De acordo com Moraes, países e regiões como a União Europeia, Reino Unido, Canadá seguiram o caminho da regulamentação das chamadas big techs.
“As democracias e a sociedade perceberam que as redes sociais não são neutras. Nós temos que partir desse pressuposto”, avaliou o ministro.
DEMOCRACIA EM RISCO
Também em participação por videoconferência direto de Brasília, a ministra do STF, Cármen Lúcia, se referiu às redes sociais como elementos de novo momento em que “há espaços, ambientes e aplicações capazes de matar pessoas sem precisar se valer de armas físicas, visíveis, palpáveis, por meio de atuações que deixam no anonimato criminosos de toda natureza, inclusive aqueles que tentam matar as democracias”.
Cármen Lúcia atribuiu 5 características — ou 5 V — que potencializam os efeitos negativos das fake news: volume de informação, velocidade, variedade, viralidade e verossimilhança.
Ao defender a regulamentação das big techs, a ministra do STF fez analogia com a evolução do trânsito.
“Quando tínhamos charretes e carroças, não havia o código de trânsito. Quando tivemos a criação dos carros, foi necessário que estradas fossem construídas, ruas estabelecidas segundo a necessidade e normas fossem criadas em todo o mundo”, argumentou.
NORMAS REGULAMENTADORAS
Para a integrante do STF, “é preciso que o Estado de Direito seja concebido e se mantenha segundo aquilo que é o seu instrumento, ou seja, normas que regulamentem, que estabeleçam até que ponto há a responsabilidade por danos que são causados a todas as pessoas e especialmente às instituições”.
Ela reforçou que a regulamentação não se confunde com censura. “O Brasil não admite censura, porque a ‘liberdade de expressão’ está garantida. A minha geração, que sofreu com a ditadura, sabe bem o que é a mordaça”, enfatizou.
“Isso não significa que alguém possa permitir que a expressão seja não uma manifestação da liberdade, mas instrumento de um crime de injúria, de calúnia, de difamação, contra o Estado Democrático de Direito”, completou.
NEGÓCIO X TECNOLOGIA
Representando o governo, o advogado-geral da União, Jorge Messias, afirmou que não acredita na autorregulamentação das big techs, ou seja, as próprias gigantes definirem as próprias normas de conduta.
Messias, que participou presencialmente no evento no prédio da FGV (Fundação Getúlio Vargas), acrescentou ao debate o tema segurança pública.
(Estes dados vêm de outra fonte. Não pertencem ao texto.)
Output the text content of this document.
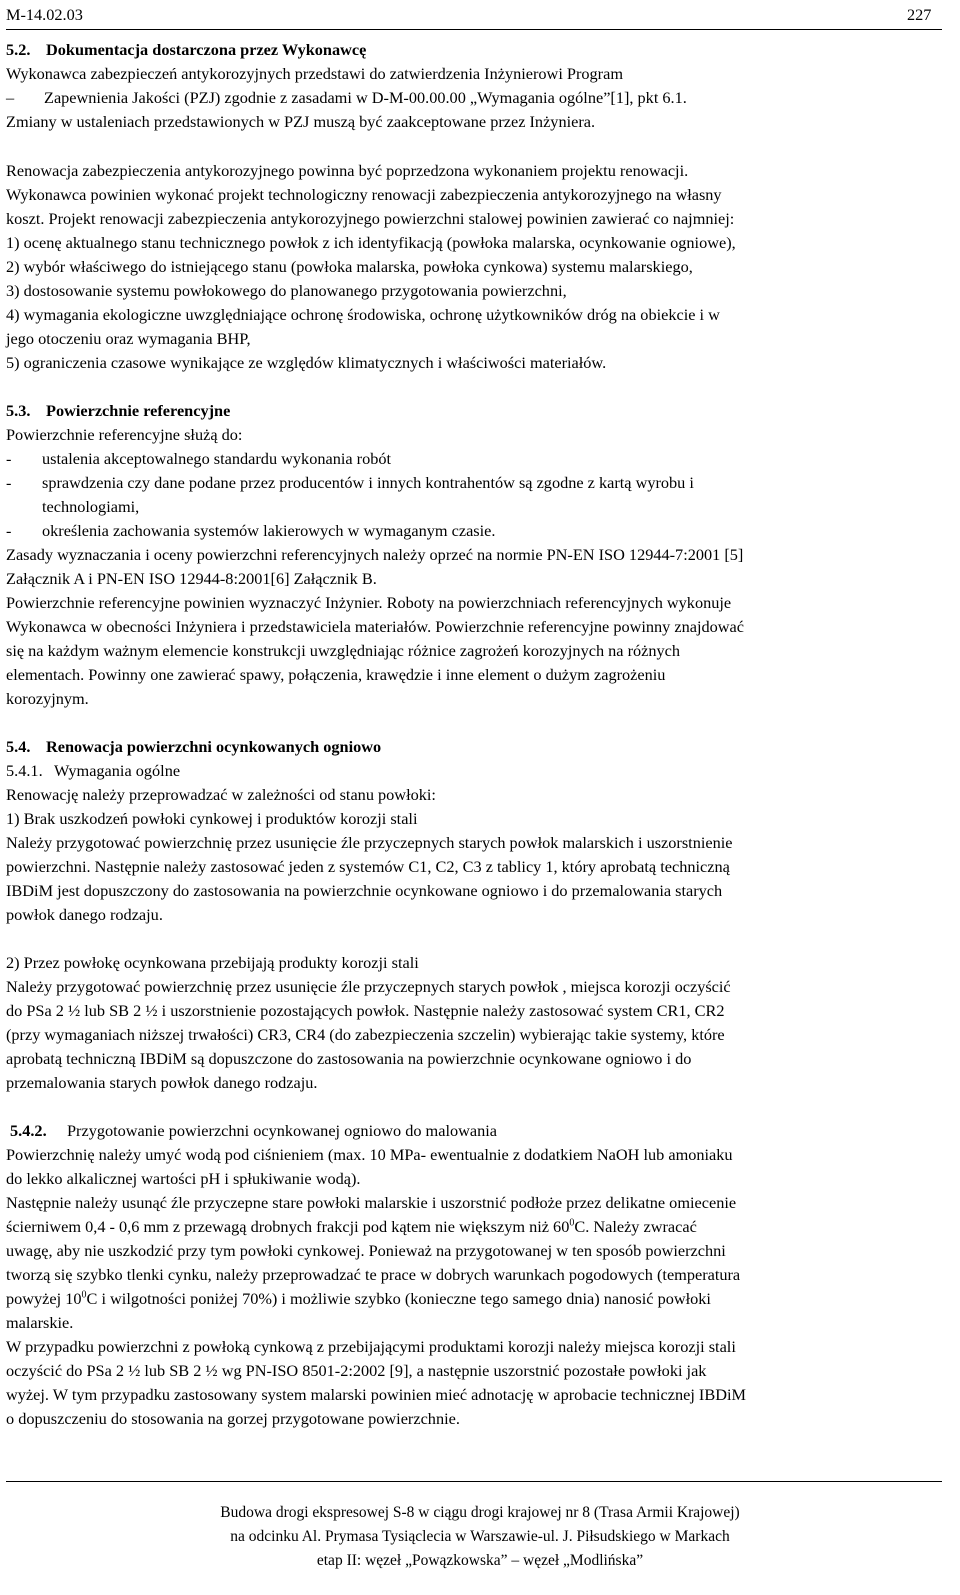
M-14.02.03	227
5.2. Dokumentacja dostarczona przez Wykonawcę
Wykonawca zabezpieczeń antykorozyjnych przedstawi do zatwierdzenia Inżynierowi Program
– Zapewnienia Jakości (PZJ) zgodnie z zasadami w D-M-00.00.00 „Wymagania ogólne”[1], pkt 6.1.
Zmiany w ustaleniach przedstawionych w PZJ muszą być zaakceptowane przez Inżyniera.
Renowacja zabezpieczenia antykorozyjnego powinna być poprzedzona wykonaniem projektu renowacji.
Wykonawca powinien wykonać projekt technologiczny renowacji zabezpieczenia antykorozyjnego na własny
koszt. Projekt renowacji zabezpieczenia antykorozyjnego powierzchni stalowej powinien zawierać co najmniej:
1) ocenę aktualnego stanu technicznego powłok z ich identyfikacją (powłoka malarska, ocynkowanie ogniowe),
2) wybór właściwego do istniejącego stanu (powłoka malarska, powłoka cynkowa) systemu malarskiego,
3) dostosowanie systemu powłokowego do planowanego przygotowania powierzchni,
4) wymagania ekologiczne uwzględniające ochronę środowiska, ochronę użytkowników dróg na obiekcie i w
jego otoczeniu oraz wymagania BHP,
5) ograniczenia czasowe wynikające ze względów klimatycznych i właściwości materiałów.
5.3. Powierzchnie referencyjne
Powierzchnie referencyjne służą do:
- ustalenia akceptowalnego standardu wykonania robót
- sprawdzenia czy dane podane przez producentów i innych kontrahentów są zgodne z kartą wyrobu i
technologiami,
- określenia zachowania systemów lakierowych w wymaganym czasie.
Zasady wyznaczania i oceny powierzchni referencyjnych należy oprzeć na normie PN-EN ISO 12944-7:2001 [5]
Załącznik A i PN-EN ISO 12944-8:2001[6] Załącznik B.
Powierzchnie referencyjne powinien wyznaczyć Inżynier. Roboty na powierzchniach referencyjnych wykonuje
Wykonawca w obecności Inżyniera i przedstawiciela materiałów. Powierzchnie referencyjne powinny znajdować
się na każdym ważnym elemencie konstrukcji uwzględniając różnice zagrożeń korozyjnych na różnych
elementach. Powinny one zawierać spawy, połączenia, krawędzie i inne element o dużym zagrożeniu
korozyjnym.
5.4. Renowacja powierzchni ocynkowanych ogniowo
5.4.1. Wymagania ogólne
Renowację należy przeprowadzać w zależności od stanu powłoki:
1) Brak uszkodzeń powłoki cynkowej i produktów korozji stali
Należy przygotować powierzchnię przez usunięcie źle przyczepnych starych powłok malarskich i uszorstnienie
powierzchni. Następnie należy zastosować jeden z systemów C1, C2, C3 z tablicy 1, który aprobatą techniczną
IBDiM jest dopuszczony do zastosowania na powierzchnie ocynkowane ogniowo i do przemalowania starych
powłok danego rodzaju.
2) Przez powłokę ocynkowana przebijają produkty korozji stali
Należy przygotować powierzchnię przez usunięcie źle przyczepnych starych powłok , miejsca korozji oczyścić
do PSa 2 ½ lub SB 2 ½ i uszorstnienie pozostających powłok. Następnie należy zastosować system CR1, CR2
(przy wymaganiach niższej trwałości) CR3, CR4 (do zabezpieczenia szczelin) wybierając takie systemy, które
aprobatą techniczną IBDiM są dopuszczone do zastosowania na powierzchnie ocynkowane ogniowo i do
przemalowania starych powłok danego rodzaju.
5.4.2. Przygotowanie powierzchni ocynkowanej ogniowo do malowania
Powierzchnię należy umyć wodą pod ciśnieniem (max. 10 MPa- ewentualnie z dodatkiem NaOH lub amoniaku
do lekko alkalicznej wartości pH i spłukiwanie wodą).
Następnie należy usunąć źle przyczepne stare powłoki malarskie i uszorstnić podłoże przez delikatne omiecenie
ścierniwem 0,4 - 0,6 mm z przewagą drobnych frakcji pod kątem nie większym niż $60^0C$. Należy zwracać
uwagę, aby nie uszkodzić przy tym powłoki cynkowej. Ponieważ na przygotowanej w ten sposób powierzchni
tworzą się szybko tlenki cynku, należy przeprowadzać te prace w dobrych warunkach pogodowych (temperatura
powyżej $10^0C$ i wilgotności poniżej 70%) i możliwie szybko (konieczne tego samego dnia) nanosić powłoki
malarskie.
W przypadku powierzchni z powłoką cynkową z przebijającymi produktami korozji należy miejsca korozji stali
oczyścić do PSa 2 ½ lub SB 2 ½ wg PN-ISO 8501-2:2002 [9], a następnie uszorstnić pozostałe powłoki jak
wyżej. W tym przypadku zastosowany system malarski powinien mieć adnotację w aprobacie technicznej IBDiM
o dopuszczeniu do stosowania na gorzej przygotowane powierzchnie.
Budowa drogi ekspresowej S-8 w ciągu drogi krajowej nr 8 (Trasa Armii Krajowej)
na odcinku Al. Prymasa Tysiąclecia w Warszawie-ul. J. Piłsudskiego w Markach
etap II: węzeł „Powązkowska” – węzeł „Modlińska”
Com base em dados do Fórum Nacional de Segurança Pública, ele citou que, de 2018 a 2023, o Brasil presenciou crescimento de 400% em crimes de estelionato, impulsionados pela digitalização.
“A cada 16 segundos, 1 cidadão brasileiro é vítima de um golpe a partir das redes sociais”, afirmou.
Messias criticou também a relação entre big techs e partidos de extrema-direita: “me enoja o fato de ver bigtech se associando a partidos de extrema-direita no Brasil como promotores da liberdade de expressão, elemento fundamental que todos nós aqui defendemos, na verdade, para escamotear os seus interesses econômicos”, declarou.